プラトニックとは「プラトン的な」という意味で、古代ギリシアの哲学者プラトンの名が冠されているが、プラトン自身が純潔を説いた訳ではない。プラトンの時代にはパイデラスティアー(paiderastia、少年愛)が一般的に見られ、プラトン自身も男色者として終生「純潔」というわけではなかった。プラトンは『饗宴』の中で、男色者として肉体(外見)に惹かれる愛よりも精神に惹かれる愛の方が優れており、更に優れているのは、特定の1人を愛すること(囚われた愛)よりも、美のイデアを愛することであると説いた。
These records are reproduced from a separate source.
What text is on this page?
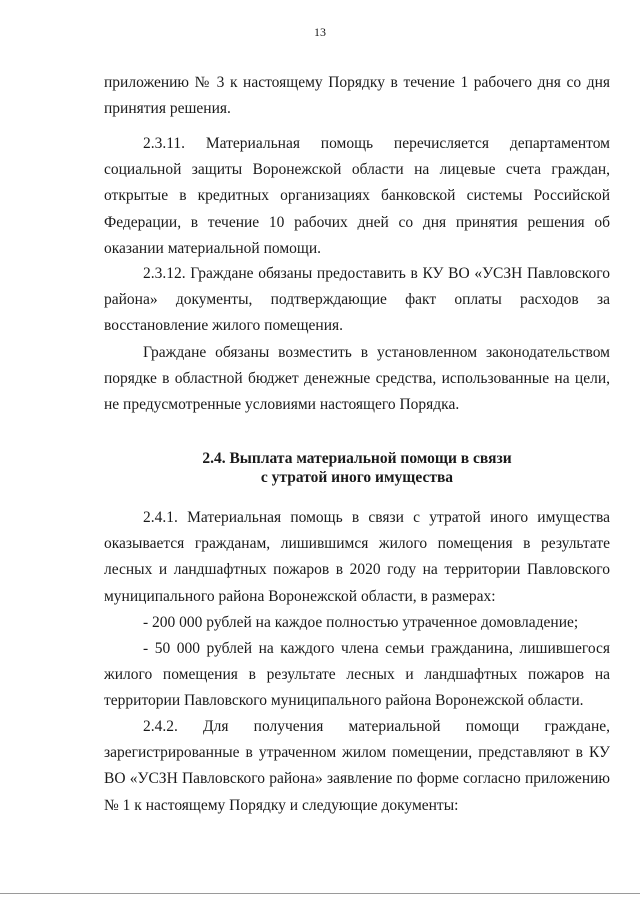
13

приложению № 3 к настоящему Порядку в течение 1 рабочего дня со дня принятия решения.

2.3.11. Материальная помощь перечисляется департаментом социальной защиты Воронежской области на лицевые счета граждан, открытые в кредитных организациях банковской системы Российской Федерации, в течение 10 рабочих дней со дня принятия решения об оказании материальной помощи.

2.3.12. Граждане обязаны предоставить в КУ ВО «УСЗН Павловского района» документы, подтверждающие факт оплаты расходов за восстановление жилого помещения.

Граждане обязаны возместить в установленном законодательством порядке в областной бюджет денежные средства, использованные на цели, не предусмотренные условиями настоящего Порядка.

2.4. Выплата материальной помощи в связи
с утратой иного имущества

2.4.1. Материальная помощь в связи с утратой иного имущества оказывается гражданам, лишившимся жилого помещения в результате лесных и ландшафтных пожаров в 2020 году на территории Павловского муниципального района Воронежской области, в размерах:

- 200 000 рублей на каждое полностью утраченное домовладение;

- 50 000 рублей на каждого члена семьи гражданина, лишившегося жилого помещения в результате лесных и ландшафтных пожаров на территории Павловского муниципального района Воронежской области.

2.4.2. Для получения материальной помощи граждане, зарегистрированные в утраченном жилом помещении, представляют в КУ ВО «УСЗН Павловского района» заявление по форме согласно приложению № 1 к настоящему Порядку и следующие документы:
ルネサンスの時代にフィレンツェ人文主義者マルシリオ・フィチーノによってプラトンの著作がラテン語に翻訳され、プラトンの思想(実際には独自に解釈されたもの)が大きな影響を持つようになった。フィチーノは『饗宴』の注釈書の中で、アモル・プラトニクス(amor platonicus)という言葉を使った。プロティノスが説くように、人間を含む万物は一者(神)から流出したものであるが、人間はその万物のうちにある美のイデアを愛することによって結果的に一者を愛し、一者の領域に(エクスタシーを経て)近づいてゆくことができると考えられた。そして、この言葉が転用され、男女間の禁欲的・精神的な愛を指すようになっていった。

西洋のプラトニックラブ[編集]

  • 中世の騎士道では、貴婦人に対する精神的な愛が強調されていた。
  • 詩人は女性に対する精神的な愛を歌うものであった(ダンテにとってのベアトリーチェ、フランチェスコ・ペトラルカにとってのラウラ)。
  • こうした、愛に対する姿勢の伝統の背後にあるキリスト教の精神(十戒の一つ、汝姦淫するなかれ、など)との連関でも、プラトニック・ラブが解釈されたものと考えられる。
  • 英語の早い例では劇作家ウィリアム・ダヴェナント(Sir William Davenant)の喜劇 "Platonic Lovers"(1636)がある[1]
  • アンブローズ・ビアスは「プラトニック・ラブとは、不能と不感症の間の愛情を指す、馬鹿がつけた名前である」と風刺している。[2]

日本のプラトニックラブ[編集]

  • 北村透谷は「悲しくも我が文学の祖先は、処女の純潔を尊とむことを知らず」と遊里を賛美するような江戸文芸の風潮を嘆いた(『処女の純潔を論ず』1892年)。
  • しかし、古来農村部には夜這いの風習があり、特に処女が尊重されることはなかった。近代日本の処女崇拝は、武士階級固有の武士道的な倫理(貞女二夫にまみえず)に、キリスト教的倫理が結合したところに成立した観念的な思想であったといえる。

脚注[編集]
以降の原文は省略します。